# Is this a stupid idea?



## Dholai (Feb 16, 2021)

I am contemplating to sell my EF 100-400 MK II and get the RF 100-500 to be used with an R5
Should I do this for my go around bird and wildlife lens?
Which one is better - image quality wise ?


----------



## JPAZ (Feb 17, 2021)

Lots of threads on this. I am keeping my EF 100-400 mkii and using it adapted on my R5. It works quite well and is even acceptable with a 1.4x adapter or a 2x in a pinch. The cost of the RF 100-500 is significant so for me, I'll wait for now.


----------



## AlanF (Feb 17, 2021)

I posted a thread on this:





RF 100-500mm vs EF 100-400mm II vs 400mm DO II on R5


One of the questions asked about the RF 100-500mm is whether it’s worth upgrading to it from an EF 100-400mm II plus adapter.

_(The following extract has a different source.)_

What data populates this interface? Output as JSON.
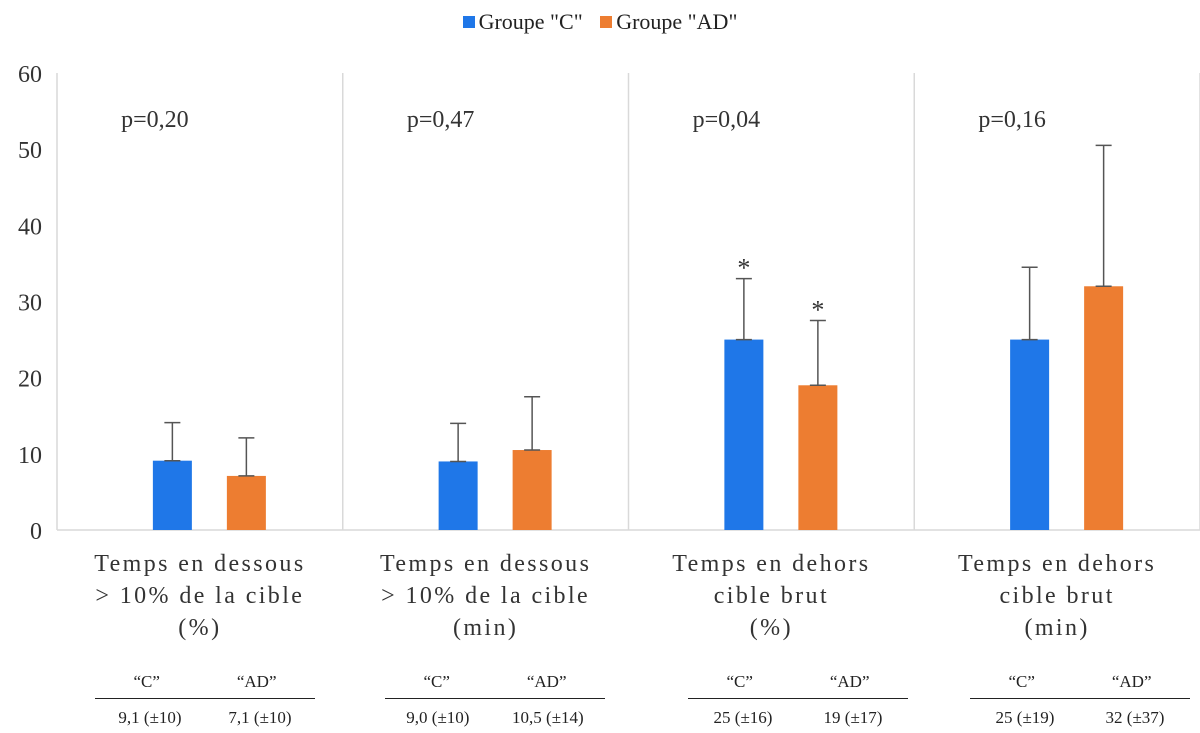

The consensus so far is that if you are starting from scratch, then it makes sense to buy into the RF system but if you already have the excellent EF lens then there is...




www.canonrumors.com





There's no pressing need to "upgrade".


----------



## Mt Spokane Photography (Feb 17, 2021)

AlanF said:


> I posted a thread on this:
> 
> 
> 
> ...


I definitely don't feel a need to upgrade since I do not use the lens all that often. My 100-400 does a excellent job.


----------



## Dholai (Feb 17, 2021)

Decision made. No upgrading. Thanks everybody


----------